Intensive testing regime will require cooperation from the people. If testing positive means being quarantined away from home and family, and losing livelihood for weeks, there is strong reason for the poor to evade quarantine and even testing in the first place, because of the sheer necessity of making a living.
On April 16, Andhra Pradesh Chief Minister YS Jagan Mohan Reddy announced financial assistance of Rs 2,000 each to the poor who complete quarantine for buying nutritious food. He made it clear that social distancing should be implemented strictly and special focus should be laid on Covid-19 prevalent areas.

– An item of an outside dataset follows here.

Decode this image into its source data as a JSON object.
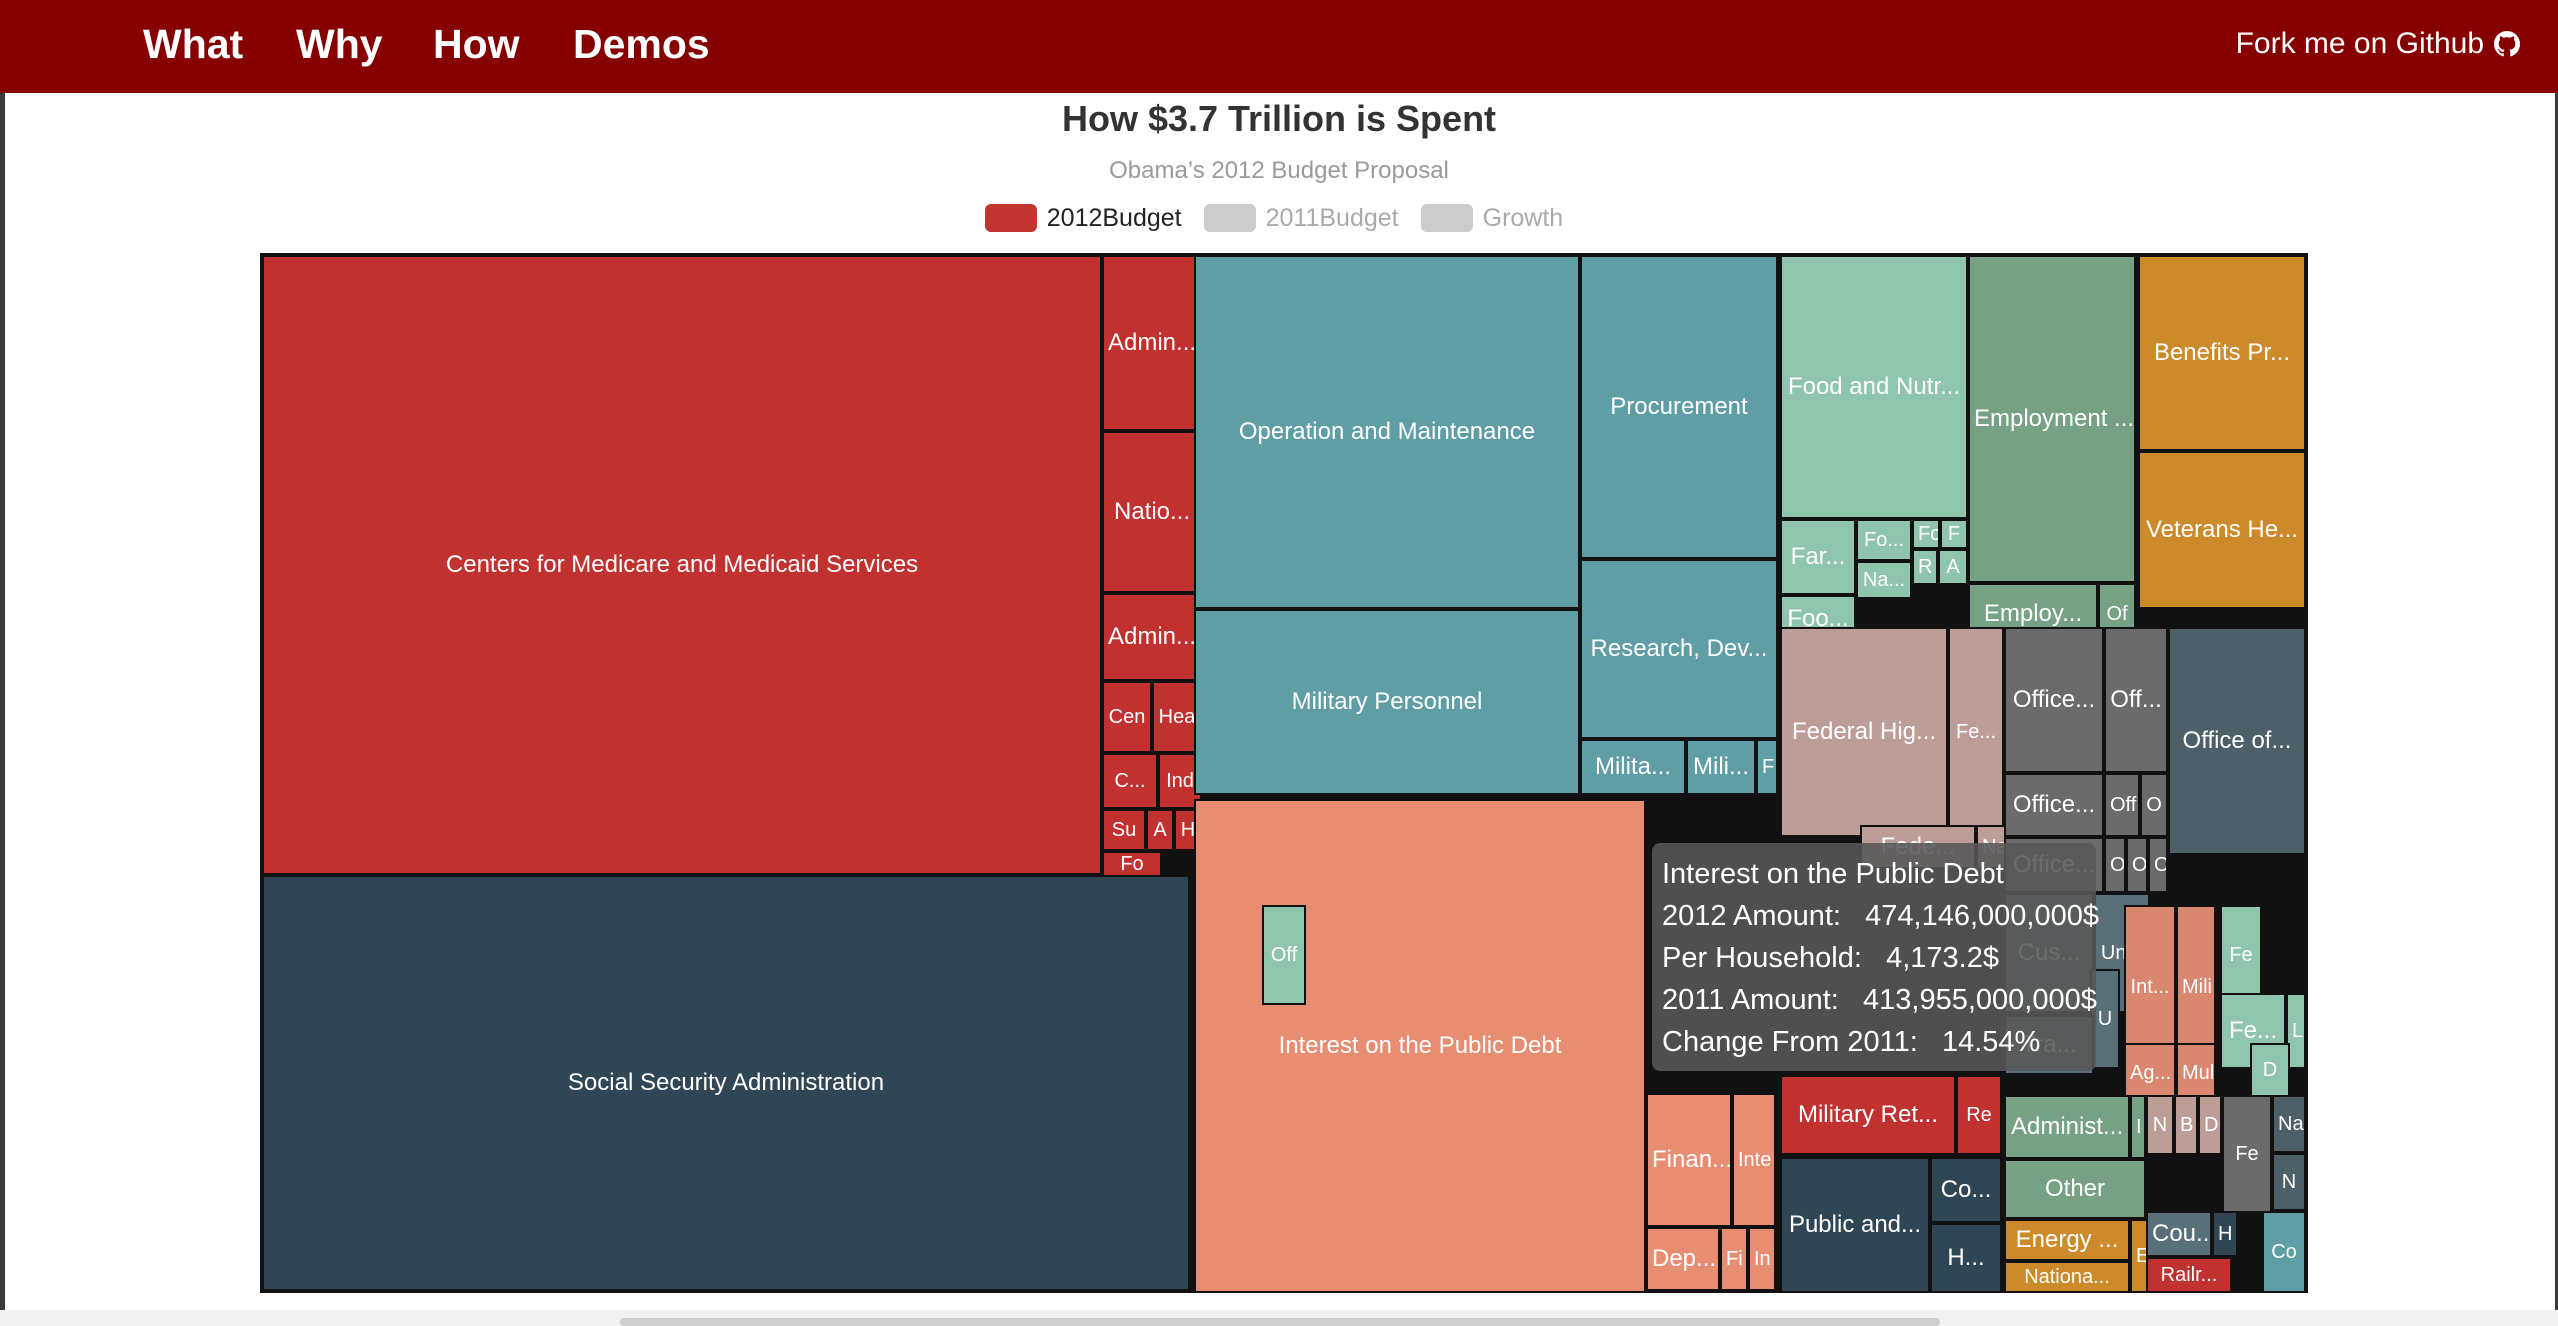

"So there is certainly a case for giving quarantine allowance... there is enough legal basis in terms of Ministry of Home Affairs circular and ministry of Health and Family Welfare circulars. In fact they should be paid their normal pay and also quarantine allowance could be given to them in order to take care of expenses," Sundar said.
The International Labour Organization supports the fact that quarantine allowance is a form of social security, mainly because this is a contagious disease and hence can also come under ensuring occupational safety and health of fellow workers.
"So there are multiple legal and medical reasons under which the employees who are medically declared to be suspect or confirmed to be the infected people, the employer concerned must be asked to pay wages, either under the ESI (Employees' State Insurance) if the worker is covered under the ESI Act," Sundar said.